If the .await migrates to a different thread, we are in trouble: two tasks can start on the same thread, then diverge, but continue to hammer the same non-atomic reference count.

Another breakage example is various OS APIs that just mandate that things happen on a particular execution thread, like pthread_mutex_unlock. Though I think that the turtle those APIs stand on are thread locals again?

Can we fix it? As an absolute strawman proposal, let’s redefine Send & Sync in terms of abstract “execution contexts”, add OsThreadSend and OsThreadSync, and change API which involve thread locals to use the OsThread variants. It seems that everything else works?

Four Questions

I would like to posit four questions to the wider async Rust community.

  1. Does this work in theory? As far as I can tell, this does indeed works, but I am not an async expert. Am I missing something?

    Ideally, I’d love to see small, self-contained litmus test examples that break OsThreadSend Rust.

  2. Is this an important problem in practice to look into? On the one hand, people are quite successful with async Rust as it is. On the other hand, the expressivity gap here is real, and Rust, as a systems programming language, strives to minimize such gaps.

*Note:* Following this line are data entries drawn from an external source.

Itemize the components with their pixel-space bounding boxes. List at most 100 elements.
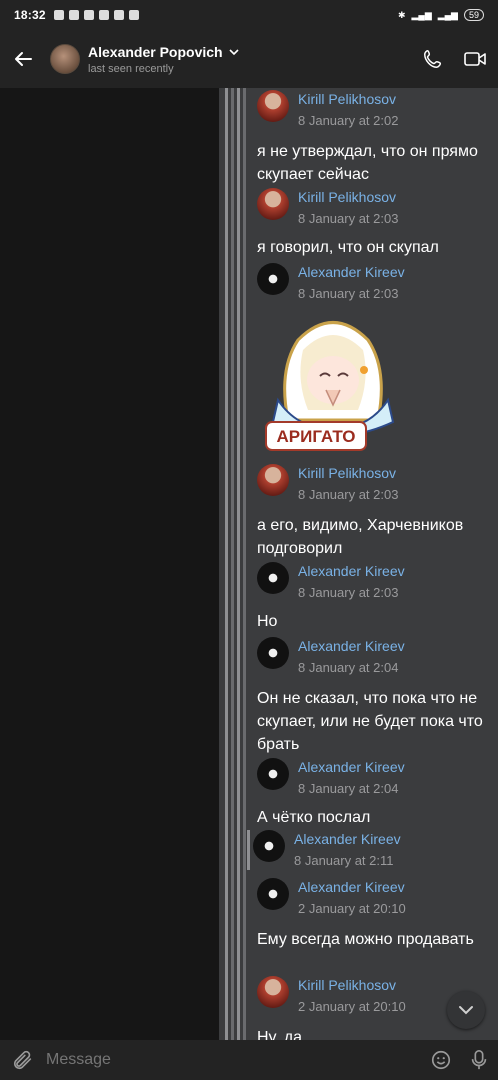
notification-icon [53, 10, 64, 20]
sender-name[interactable]: Alexander Kireev [298, 562, 405, 580]
avatar[interactable] [257, 758, 289, 790]
avatar[interactable] [253, 830, 285, 862]
attach-button[interactable] [0, 1049, 46, 1071]
message-text: Он не сказал, что пока что не скупает, и… [257, 690, 483, 753]
notification-icon [68, 10, 79, 20]
message-header: Alexander Kireev 8 January at 2:04 [257, 758, 497, 798]
message-header: Alexander Kireev 8 January at 2:04 [257, 637, 497, 677]
message-date: 2 January at 20:10 [298, 901, 406, 916]
message-header: Kirill Pelikhosov 8 January at 2:02 [257, 90, 497, 130]
chat-header: Alexander Popovich last seen recently [0, 30, 498, 88]
trash-icon [128, 10, 139, 20]
message-text: А чётко послал [257, 809, 371, 826]
phone-icon [424, 50, 442, 68]
sticker-image[interactable]: АРИГАТО [258, 310, 408, 460]
message-date: 8 January at 2:04 [298, 781, 399, 796]
emoji-button[interactable] [422, 1049, 460, 1071]
chevron-down-icon [459, 1006, 473, 1015]
sender-name[interactable]: Alexander Kireev [298, 878, 406, 896]
message-header: Kirill Pelikhosov 8 January at 2:03 [257, 188, 497, 228]
sender-name[interactable]: Alexander Kireev [294, 830, 401, 848]
avatar[interactable] [257, 637, 289, 669]
video-camera-icon [464, 52, 486, 66]
message-text: Но [257, 613, 278, 630]
message-header: Kirill Pelikhosov 8 January at 2:03 [257, 464, 497, 504]
sender-name[interactable]: Alexander Kireev [298, 758, 405, 776]
battery-icon: 59 [463, 9, 484, 21]
notification-icons [53, 10, 139, 20]
anime-girl-sticker-icon: АРИГАТО [265, 321, 395, 451]
message-date: 8 January at 2:03 [298, 585, 399, 600]
contact-name-text: Alexander Popovich [88, 43, 223, 60]
message-date: 2 January at 20:10 [298, 999, 406, 1014]
nesting-rail [237, 88, 240, 1040]
nesting-rail [231, 88, 234, 1040]
notification-icon [83, 10, 94, 20]
forwarded-message[interactable]: Alexander Kireev 8 January at 2:03 [257, 263, 497, 303]
sender-name[interactable]: Alexander Kireev [298, 263, 405, 281]
scroll-down-button[interactable] [447, 991, 485, 1029]
message-date: 8 January at 2:03 [298, 286, 399, 301]
nesting-rail [243, 88, 246, 1040]
avatar[interactable] [257, 976, 289, 1008]
sticker-caption: АРИГАТО [276, 427, 355, 446]
paperclip-icon [13, 1050, 32, 1070]
contact-name: Alexander Popovich [88, 44, 414, 60]
video-call-button[interactable] [456, 40, 494, 78]
back-button[interactable] [0, 30, 46, 88]
message-text: Ему всегда можно продавать [257, 931, 474, 948]
sender-name[interactable]: Alexander Kireev [298, 637, 405, 655]
signal-icon: ▂▄▆ [437, 9, 458, 20]
status-bar: 18:32 ✱ ▂▄▆ ▂▄▆ 59 [0, 0, 498, 30]
smiley-icon [431, 1050, 451, 1070]
message-header: Alexander Kireev 8 January at 2:03 [257, 562, 497, 602]
message-date: 8 January at 2:11 [294, 853, 394, 868]
avatar[interactable] [257, 90, 289, 122]
message-header: Alexander Kireev 2 January at 20:10 [257, 878, 497, 918]
forwarded-message[interactable]: Alexander Kireev 2 January at 20:10 Ему … [257, 878, 497, 951]
forwarded-message[interactable]: Alexander Kireev 8 January at 2:11 [247, 830, 487, 870]
sender-name[interactable]: Kirill Pelikhosov [298, 90, 398, 108]
message-text: а его, видимо, Харчевников подговорил [257, 517, 464, 557]
avatar[interactable] [50, 44, 80, 74]
voice-message-button[interactable] [460, 1049, 498, 1071]
message-date: 8 January at 2:03 [298, 487, 399, 502]
forwarded-message[interactable]: Kirill Pelikhosov 8 January at 2:02 я не… [257, 90, 497, 186]
status-time: 18:32 [14, 8, 46, 22]
message-date: 8 January at 2:03 [298, 211, 399, 226]
back-arrow-icon [15, 52, 32, 66]
message-input-bar [0, 1040, 498, 1080]
chat-background [0, 88, 219, 1040]
message-date: 8 January at 2:02 [298, 113, 399, 128]
signal-icon: ▂▄▆ [411, 9, 432, 20]
call-button[interactable] [414, 40, 452, 78]
message-header: Alexander Kireev 8 January at 2:03 [257, 263, 497, 303]
sender-name[interactable]: Kirill Pelikhosov [298, 188, 398, 206]
sender-name[interactable]: Kirill Pelikhosov [298, 976, 406, 994]
avatar[interactable] [257, 464, 289, 496]
forwarded-message[interactable]: Kirill Pelikhosov 8 January at 2:03 я го… [257, 188, 497, 259]
nesting-rails [225, 88, 246, 1040]
message-date: 8 January at 2:04 [298, 660, 399, 675]
message-text: я не утверждал, что он прямо скупает сей… [257, 143, 478, 183]
message-header: Alexander Kireev 8 January at 2:11 [253, 830, 487, 870]
avatar[interactable] [257, 263, 289, 295]
chevron-down-icon [229, 48, 239, 55]
forwarded-message[interactable]: Alexander Kireev 8 January at 2:04 А чёт… [257, 758, 497, 829]
avatar[interactable] [257, 878, 289, 910]
contact-status: last seen recently [88, 62, 174, 75]
nesting-rail [225, 88, 228, 1040]
microphone-icon [471, 1050, 487, 1070]
forwarded-message[interactable]: Kirill Pelikhosov 8 January at 2:03 а ег… [257, 464, 497, 560]
notification-icon [98, 10, 109, 20]
avatar[interactable] [257, 188, 289, 220]
message-input[interactable] [46, 1051, 422, 1069]
contact-info[interactable]: Alexander Popovich last seen recently [88, 44, 414, 75]
forwarded-message[interactable]: Alexander Kireev 8 January at 2:03 Но [257, 562, 497, 633]
forwarded-message[interactable]: Alexander Kireev 8 January at 2:04 Он не… [257, 637, 497, 756]
forwarded-messages-panel[interactable]: Kirill Pelikhosov 8 January at 2:02 я не… [219, 88, 498, 1040]
bluetooth-icon: ✱ [397, 9, 406, 20]
sender-name[interactable]: Kirill Pelikhosov [298, 464, 398, 482]
message-text: я говорил, что он скупал [257, 239, 439, 256]
avatar[interactable] [257, 562, 289, 594]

And then there’s the fact that failure mode today is rather nasty — although the actual type error is inside the f function, we learn about it only at the call site in main.

    EDIT: I am also wondering — if we stop caring whether futures are : Send, does that mean we no longer need an explicit syntax for Send bounds in async traits?

  3. Assuming that this idea does work, and we decide that we care enough to try to fix it, is there a backwards-compatible path we could take to make this a reality?

    EDIT: to clarify, no way we are really adding a new auto-trait like OsThreadSend. But there could be some less invasive change to get the desired result. For example, a more promising approach is to expose some runtime hook for async runtimes to switch TLS, such that each task gets an independent copy of thread-local storage, as if task=thread.

  4. Is it a new idea that !Send futures and work-stealing don’t conflict with each other? For me, that 22.05.2023 post was the first time I’ve learned that having a &Cell<i32> in a future’s state machine does not preclude polling it from different OS threads. But there’s nothing particularly new there, the relevant APIs were stabilized years ago. Was this issue articulated and discussed back when the async Rust was designed, or is it a genuinely new finding?